Ally Bally shook his head. “You couldn’t have seen me.”
“Aye, but I did. You opened the caravan door, and you saw me there.”
“Naw. I’d have minded seeing you, cos you’re a big squirrel,” Ally Bally reasoned.
“I wasn’t wearing this at the time,” Tyler said. “You opened the door, saw me and my colleague, and ran away.”
“Is that the Indian man?” Ally Bally asked. He winced. “Because, like, I didn’t see him either. Did I, Dinky?”
Dinky groaned, looked up at the ceiling, and asked the gods for a strength that apparently didn’t come.
“Right, fine. We were there,” he announced. “We were at the caravan yesterday.”
“You said we weren’t,” Ally Bally told him.
“You fucking know we were!”
Ally Bally folded his skinny arms. He looked genuinely hurt. “You shouldn’t make me confused like that, Dinky. It’s no’ funny.” He shifted his gaze to the detectives. “Were we there, or were we no’?”
“You were there,” Logan told him.
This seemed to please the older man. “I thought we were there, right enough. That’s what I was wondering. ‘Cause wee Dinky said that we weren’t. I thought…” He raised his hands and mimed his head exploding, complete with accompanying sound effects. “Know what I mean?”
“Tell you what, from now on just you tell us what you think happened,” Logan told him. “Forget about what Dinky said, alright?”
Ally Bally frowned. It was quite a slow process, like the signals had to stop for a rest somewhere between his brain and his facial muscles. “What Dinky said about what?” He looked across to the little man in the armchair. “Did you say something there, Dinky?”
Dinky slapped a stubby hand on his forehead, whispered, “Fucking hell,” and then completely gave up. “Fine. You want the truth?
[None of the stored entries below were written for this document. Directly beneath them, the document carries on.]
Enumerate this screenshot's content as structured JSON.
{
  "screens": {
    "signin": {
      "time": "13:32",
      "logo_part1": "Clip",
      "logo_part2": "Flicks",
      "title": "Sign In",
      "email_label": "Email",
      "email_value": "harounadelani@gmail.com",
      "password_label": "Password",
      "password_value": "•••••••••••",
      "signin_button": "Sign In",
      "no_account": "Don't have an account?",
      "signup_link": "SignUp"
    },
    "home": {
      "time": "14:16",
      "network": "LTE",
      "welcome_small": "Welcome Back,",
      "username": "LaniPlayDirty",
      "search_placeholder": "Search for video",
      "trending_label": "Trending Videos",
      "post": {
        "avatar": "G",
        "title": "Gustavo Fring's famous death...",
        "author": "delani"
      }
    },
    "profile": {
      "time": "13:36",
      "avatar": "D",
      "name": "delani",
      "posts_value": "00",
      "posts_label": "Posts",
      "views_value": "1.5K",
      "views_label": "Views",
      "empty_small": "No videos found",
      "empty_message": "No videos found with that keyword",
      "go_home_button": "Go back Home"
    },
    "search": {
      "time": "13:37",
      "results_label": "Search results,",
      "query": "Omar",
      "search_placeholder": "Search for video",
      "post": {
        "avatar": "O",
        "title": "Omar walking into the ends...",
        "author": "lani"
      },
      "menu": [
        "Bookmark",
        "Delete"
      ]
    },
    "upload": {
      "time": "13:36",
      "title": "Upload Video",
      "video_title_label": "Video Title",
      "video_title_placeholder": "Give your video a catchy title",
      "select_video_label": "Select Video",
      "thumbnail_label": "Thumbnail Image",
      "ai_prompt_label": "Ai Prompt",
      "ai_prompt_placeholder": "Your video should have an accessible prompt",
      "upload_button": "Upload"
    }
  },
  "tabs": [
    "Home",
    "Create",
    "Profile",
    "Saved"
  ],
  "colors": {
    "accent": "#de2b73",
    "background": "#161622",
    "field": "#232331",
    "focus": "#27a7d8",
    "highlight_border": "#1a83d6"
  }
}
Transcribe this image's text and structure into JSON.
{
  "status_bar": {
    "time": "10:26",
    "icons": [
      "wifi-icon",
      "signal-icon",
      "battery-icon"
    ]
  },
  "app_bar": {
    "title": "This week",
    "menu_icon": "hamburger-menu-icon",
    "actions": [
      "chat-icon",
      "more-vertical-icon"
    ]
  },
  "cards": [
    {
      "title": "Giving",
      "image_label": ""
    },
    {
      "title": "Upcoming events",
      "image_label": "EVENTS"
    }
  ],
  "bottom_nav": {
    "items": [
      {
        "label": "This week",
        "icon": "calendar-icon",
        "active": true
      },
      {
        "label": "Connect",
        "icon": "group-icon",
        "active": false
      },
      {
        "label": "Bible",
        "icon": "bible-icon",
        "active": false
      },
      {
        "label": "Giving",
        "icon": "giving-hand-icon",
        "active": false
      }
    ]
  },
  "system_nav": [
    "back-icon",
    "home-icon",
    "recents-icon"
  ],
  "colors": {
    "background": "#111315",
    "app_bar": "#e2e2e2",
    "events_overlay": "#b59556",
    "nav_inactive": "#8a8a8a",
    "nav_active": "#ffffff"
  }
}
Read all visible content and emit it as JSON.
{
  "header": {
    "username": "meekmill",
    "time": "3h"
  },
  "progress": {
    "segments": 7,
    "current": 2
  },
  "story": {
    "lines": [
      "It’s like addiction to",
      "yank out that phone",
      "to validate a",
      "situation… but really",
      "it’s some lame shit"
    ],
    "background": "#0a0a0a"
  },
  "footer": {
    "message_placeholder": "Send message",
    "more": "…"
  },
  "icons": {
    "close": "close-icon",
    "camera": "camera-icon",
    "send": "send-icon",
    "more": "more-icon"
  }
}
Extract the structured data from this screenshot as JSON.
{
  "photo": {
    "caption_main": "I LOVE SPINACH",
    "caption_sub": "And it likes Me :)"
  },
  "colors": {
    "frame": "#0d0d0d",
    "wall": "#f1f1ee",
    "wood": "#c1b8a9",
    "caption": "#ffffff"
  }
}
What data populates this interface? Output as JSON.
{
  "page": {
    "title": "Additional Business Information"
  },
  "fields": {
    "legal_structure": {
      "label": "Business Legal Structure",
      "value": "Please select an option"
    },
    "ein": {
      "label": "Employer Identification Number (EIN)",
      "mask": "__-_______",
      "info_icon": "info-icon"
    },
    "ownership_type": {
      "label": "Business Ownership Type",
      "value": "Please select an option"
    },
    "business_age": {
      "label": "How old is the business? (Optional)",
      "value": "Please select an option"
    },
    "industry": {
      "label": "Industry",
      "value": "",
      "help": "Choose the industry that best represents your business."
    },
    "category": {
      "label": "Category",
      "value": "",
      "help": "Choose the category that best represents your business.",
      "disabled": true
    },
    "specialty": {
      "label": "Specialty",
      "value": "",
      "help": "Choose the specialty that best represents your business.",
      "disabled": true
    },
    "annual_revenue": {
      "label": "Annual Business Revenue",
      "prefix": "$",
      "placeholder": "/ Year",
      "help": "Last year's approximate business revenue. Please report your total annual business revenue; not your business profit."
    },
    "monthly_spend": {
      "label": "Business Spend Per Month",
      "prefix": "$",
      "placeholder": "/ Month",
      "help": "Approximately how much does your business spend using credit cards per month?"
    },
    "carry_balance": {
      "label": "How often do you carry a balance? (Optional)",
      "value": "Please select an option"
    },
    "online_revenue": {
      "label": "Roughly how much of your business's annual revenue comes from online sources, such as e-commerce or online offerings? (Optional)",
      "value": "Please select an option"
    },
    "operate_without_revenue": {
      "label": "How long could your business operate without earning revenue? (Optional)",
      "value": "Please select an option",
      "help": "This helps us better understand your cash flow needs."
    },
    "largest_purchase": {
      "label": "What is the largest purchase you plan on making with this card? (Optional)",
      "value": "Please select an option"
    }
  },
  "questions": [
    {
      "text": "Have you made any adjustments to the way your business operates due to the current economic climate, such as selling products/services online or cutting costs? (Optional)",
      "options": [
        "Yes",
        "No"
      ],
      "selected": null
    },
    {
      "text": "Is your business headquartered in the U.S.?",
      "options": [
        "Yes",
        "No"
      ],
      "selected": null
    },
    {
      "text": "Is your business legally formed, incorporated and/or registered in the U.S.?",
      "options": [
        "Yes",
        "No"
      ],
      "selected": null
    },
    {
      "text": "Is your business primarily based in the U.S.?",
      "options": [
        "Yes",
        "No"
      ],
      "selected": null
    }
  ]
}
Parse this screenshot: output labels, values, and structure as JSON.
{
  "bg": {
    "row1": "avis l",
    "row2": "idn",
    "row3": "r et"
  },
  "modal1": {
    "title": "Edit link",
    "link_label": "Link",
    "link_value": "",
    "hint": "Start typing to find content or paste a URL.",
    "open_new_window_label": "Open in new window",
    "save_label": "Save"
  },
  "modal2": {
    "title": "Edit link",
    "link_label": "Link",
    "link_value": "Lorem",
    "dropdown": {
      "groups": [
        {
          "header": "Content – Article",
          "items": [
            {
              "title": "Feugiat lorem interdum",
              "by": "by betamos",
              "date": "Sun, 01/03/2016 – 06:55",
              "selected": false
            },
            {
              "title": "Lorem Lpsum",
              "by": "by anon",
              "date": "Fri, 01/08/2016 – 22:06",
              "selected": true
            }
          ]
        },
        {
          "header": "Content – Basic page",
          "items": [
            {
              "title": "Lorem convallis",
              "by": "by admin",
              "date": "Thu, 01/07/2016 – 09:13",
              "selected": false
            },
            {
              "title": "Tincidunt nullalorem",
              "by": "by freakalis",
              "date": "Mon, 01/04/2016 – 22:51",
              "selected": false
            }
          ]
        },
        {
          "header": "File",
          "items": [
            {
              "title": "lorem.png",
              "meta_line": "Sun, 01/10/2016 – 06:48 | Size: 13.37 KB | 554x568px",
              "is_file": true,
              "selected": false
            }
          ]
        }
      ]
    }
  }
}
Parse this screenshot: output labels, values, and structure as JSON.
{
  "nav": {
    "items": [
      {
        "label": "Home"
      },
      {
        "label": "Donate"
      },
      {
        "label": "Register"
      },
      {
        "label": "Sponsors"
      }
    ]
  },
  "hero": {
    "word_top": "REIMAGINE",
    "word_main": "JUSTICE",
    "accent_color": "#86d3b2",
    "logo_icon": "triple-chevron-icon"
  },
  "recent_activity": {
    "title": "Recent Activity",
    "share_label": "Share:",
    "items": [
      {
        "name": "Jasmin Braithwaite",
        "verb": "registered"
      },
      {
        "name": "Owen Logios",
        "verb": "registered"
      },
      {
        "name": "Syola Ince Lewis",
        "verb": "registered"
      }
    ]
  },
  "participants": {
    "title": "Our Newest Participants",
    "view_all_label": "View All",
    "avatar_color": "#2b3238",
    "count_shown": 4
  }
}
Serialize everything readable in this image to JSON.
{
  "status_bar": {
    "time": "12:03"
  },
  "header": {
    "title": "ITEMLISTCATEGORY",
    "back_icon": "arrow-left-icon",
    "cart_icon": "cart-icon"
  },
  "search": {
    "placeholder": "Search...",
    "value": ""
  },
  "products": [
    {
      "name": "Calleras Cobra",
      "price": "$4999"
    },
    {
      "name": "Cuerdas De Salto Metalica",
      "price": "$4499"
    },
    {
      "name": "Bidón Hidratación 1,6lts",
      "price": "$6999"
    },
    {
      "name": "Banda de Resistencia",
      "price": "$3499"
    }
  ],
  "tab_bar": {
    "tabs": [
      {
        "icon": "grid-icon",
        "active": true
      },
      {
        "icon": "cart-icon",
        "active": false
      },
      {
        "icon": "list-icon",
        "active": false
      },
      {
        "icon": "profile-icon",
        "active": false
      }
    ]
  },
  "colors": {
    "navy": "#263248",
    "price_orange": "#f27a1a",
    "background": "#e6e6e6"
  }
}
Like I say, aye, we were at the caravan yesterday. Alright? No crime in that.”
“Except the arson,” Logan said. “Pretty sure that qualifies as a crime.”
“Arson?” Dinky’s features squished together like his face was made of rubber. “What do you mean?”
“Thought you said we were telling the truth here, Dinky,” Logan continued. “The caravan. You burned it down.”
“What? No, we didn’t. Ally Bally, tell him. Did we burn down the caravan?”